Never standing still – looking beyond limits and borders – always learning, always experimenting: these should be defining characteristics of every artist. So it is with Sevcan Cerkez, the creative mother of many life sized modelled sculptures, three-dimensional portraits of Cypriot villagers, and cartoon sculptures as she calls them herself.
Sevcan was born in 1961 in Küçük Kaymaklı near Nicosia, where she and her twin sister decided together what they would be when they grew up.
Sevcan has been exhibiting her clay family in many exhibitions south and north of the island and has received much praise for her work, participating in and winning competitions. Her last sculptures were of life sized angels with wings on their backs.
One project, organised by People to People International, asked for a composition on We Women, and she wrote about the situation of Cypriot Turkish women. She has now been invited to travel with a partner to two different countries to meet women artists in their studios, and discuss and learn new perspectives. Her countries of choice were Finland, Italy or the Netherlands. Her travel partner will be her close friend Sinem Ertaner, another young promising ceramic artist in Nicosia.
Her first journey will take her to Italy in October for 10 days, the second to the Netherlands in May 2010.
“Turkish Cypriot women living on this small island feel that they are stuck on this land both physically and spiritually.
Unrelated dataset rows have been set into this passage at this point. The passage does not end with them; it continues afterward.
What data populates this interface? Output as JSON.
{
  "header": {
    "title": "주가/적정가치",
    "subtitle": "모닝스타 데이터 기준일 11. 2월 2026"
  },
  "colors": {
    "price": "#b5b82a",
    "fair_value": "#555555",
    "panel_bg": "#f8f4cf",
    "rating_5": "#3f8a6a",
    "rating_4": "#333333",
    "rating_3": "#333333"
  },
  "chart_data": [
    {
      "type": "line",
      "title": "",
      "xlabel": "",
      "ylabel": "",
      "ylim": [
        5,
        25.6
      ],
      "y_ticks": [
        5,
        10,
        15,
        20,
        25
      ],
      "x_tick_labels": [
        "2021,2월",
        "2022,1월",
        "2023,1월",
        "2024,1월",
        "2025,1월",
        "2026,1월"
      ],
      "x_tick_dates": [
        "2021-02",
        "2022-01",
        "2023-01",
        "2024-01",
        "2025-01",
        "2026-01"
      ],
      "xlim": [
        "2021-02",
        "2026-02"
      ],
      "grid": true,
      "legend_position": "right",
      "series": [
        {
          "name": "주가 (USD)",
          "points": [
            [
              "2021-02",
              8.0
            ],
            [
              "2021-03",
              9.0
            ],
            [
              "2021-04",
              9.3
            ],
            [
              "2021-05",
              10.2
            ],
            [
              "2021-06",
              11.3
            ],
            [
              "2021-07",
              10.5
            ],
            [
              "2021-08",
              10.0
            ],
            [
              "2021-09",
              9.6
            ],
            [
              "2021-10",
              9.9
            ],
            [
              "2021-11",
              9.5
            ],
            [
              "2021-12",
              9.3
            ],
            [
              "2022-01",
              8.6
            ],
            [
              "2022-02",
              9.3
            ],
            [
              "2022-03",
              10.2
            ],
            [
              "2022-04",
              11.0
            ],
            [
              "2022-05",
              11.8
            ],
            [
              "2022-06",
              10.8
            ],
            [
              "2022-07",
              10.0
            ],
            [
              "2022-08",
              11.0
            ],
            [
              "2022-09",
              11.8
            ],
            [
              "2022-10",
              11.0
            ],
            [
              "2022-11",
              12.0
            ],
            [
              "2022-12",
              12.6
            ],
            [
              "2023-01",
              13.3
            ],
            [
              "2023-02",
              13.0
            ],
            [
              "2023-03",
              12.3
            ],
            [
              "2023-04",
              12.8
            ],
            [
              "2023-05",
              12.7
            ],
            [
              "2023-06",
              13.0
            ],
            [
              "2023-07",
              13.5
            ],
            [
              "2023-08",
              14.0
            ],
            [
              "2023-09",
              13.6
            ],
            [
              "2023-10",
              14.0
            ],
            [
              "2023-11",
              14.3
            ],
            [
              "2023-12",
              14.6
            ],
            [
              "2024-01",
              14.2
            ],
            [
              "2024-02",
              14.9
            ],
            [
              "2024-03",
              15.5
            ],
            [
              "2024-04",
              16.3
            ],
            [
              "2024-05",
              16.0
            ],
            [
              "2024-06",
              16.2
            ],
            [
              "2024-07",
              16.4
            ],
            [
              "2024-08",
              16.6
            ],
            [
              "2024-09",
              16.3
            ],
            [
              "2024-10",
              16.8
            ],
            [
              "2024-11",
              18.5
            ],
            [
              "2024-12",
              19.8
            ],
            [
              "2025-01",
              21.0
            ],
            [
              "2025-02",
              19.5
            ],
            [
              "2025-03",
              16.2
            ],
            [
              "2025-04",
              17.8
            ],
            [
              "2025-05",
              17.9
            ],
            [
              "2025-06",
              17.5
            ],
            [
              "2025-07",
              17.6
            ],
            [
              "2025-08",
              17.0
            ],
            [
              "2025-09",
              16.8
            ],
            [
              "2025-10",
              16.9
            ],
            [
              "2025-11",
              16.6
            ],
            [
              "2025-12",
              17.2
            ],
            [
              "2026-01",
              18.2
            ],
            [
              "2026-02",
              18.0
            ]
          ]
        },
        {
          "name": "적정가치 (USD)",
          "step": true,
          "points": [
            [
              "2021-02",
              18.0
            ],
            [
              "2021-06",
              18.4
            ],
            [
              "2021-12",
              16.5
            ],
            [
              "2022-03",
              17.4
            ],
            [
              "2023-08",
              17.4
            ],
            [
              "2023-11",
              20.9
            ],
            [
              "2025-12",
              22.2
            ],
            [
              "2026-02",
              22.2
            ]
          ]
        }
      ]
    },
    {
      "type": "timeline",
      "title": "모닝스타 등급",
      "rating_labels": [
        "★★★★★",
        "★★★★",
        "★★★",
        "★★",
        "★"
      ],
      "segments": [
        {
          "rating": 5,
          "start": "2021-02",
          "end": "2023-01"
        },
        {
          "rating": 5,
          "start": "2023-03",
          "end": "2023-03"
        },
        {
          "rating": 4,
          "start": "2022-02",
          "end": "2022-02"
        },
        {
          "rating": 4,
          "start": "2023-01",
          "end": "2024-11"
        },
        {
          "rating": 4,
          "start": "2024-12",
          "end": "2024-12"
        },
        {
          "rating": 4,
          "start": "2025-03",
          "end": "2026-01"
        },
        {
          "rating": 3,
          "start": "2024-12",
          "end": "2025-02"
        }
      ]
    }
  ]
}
According to research of recent years, Turkish Cypriot women who had always found it difficult to express their desires in the past have now begun to state their wishes more easily. They have started to question and analyse amongst themselves what they want to do and what they can’t.
The quality of life here has been blighted by the continuing war, the politics of self-interest that prevails in Cyprus, and the consequent economic problems caused by those politics. As a result, the individuals of this country are victims of all the cultural and economic obstacles arising from the embargoes and political mistakes on this island.
A community which is cut off from the rest of the world also suffers from a lack of technological development, as they lose out in the global competition to export their limited production. The alternative has been a vast number of people gravitating to working for the government, giving rise to a community who cannot produce on their own, who cannot be creative. A community whose creative skill has been stifled, and who has been encouraged to work in the government feels left out, cut off from the rest of the world. That brings psychological problems both on the community as a whole and to its individuals. But in all this chaos, what is the situation of Turkish Cypriot women?
Many Turkish Cypriot women constantly question themselves and their situation and ask whether the world is fair in allocating the opportunities available to women. They contrast the rights that have been accorded them with the rights accorded to other women in the rest of the world.
Even though Turkish Cypriots are Muslims culturally, they have never perceived religion per se as their guiding force. However, Islam is a patriarchal religion, and that patriarchal aspect is a dominating factor in women’s lives as it is in other places of the world. Many women cannot improve their creative skills because of this mentality. They cannot find a way to surmount this obstacle.
Woman and Art
According to research, the sector of Turkish Cypriot women with the highest sense of awareness is formed by those who are artists. Many of them believe that the best way they can integrate with the rest of the world is through art. But they have yet to surmount the obstacles that confront them, and being unable to share what they have created with the rest of the world, they come to feel almost invisible. Being in touch with other European artists, however, they would have the opportunity to see their conditions from the outside, as it were, and where they are placed in the world. If we assume that art is universal, Turkish Cypriot women must be given the opportunity to get in touch with European artists to improve their art. I believe that there should be opportunities for dialogues to develop between Turkish Cypriot women artists and Women’s Associations in Europe, and that those dialogues should be documented and transferred to the Women’s Associations and women in Cyprus.”
The second project is a residency in Cape Town organised by the Commonwealth Foundatıon. Sevcan’s work was selected by the Foundation as 6th out of 430. The residency will last for three months starting in January 2010 where she will work at the University together with artists. During this period she will (a) create and share her own work with others, and (b) she will be taught two subjects she has chosen, that is the bronze casting sculpture process and sculpting with wax. At the end of the three months stay an exhibition will be organised for her.
For her it will be the very first time she has been away from the country by herself for such a long period. But she will not be alone. There is a Turkish Cypriot artist living in Cape Town, a friend of ours, and also an international crowd of artists, and among artists, you are never alone because you all are in the business of creating things, and that is a common language in itself.
Before she starts on these adventures, Sevcan will be holding an exhibition in Istanbul beginning of October 2009, to which she will take her clay family by ship. The exhibition will be at the Dolmabahce Gallery in the gardens of Dolmabahce Palace. What an undertaking!
When she has completed these wonderful projects, she says, she will teach others the bronze casting sculpture process and wax sculpting. We wish her not only luck but success and the wider horizons that only travel and new friends can bring.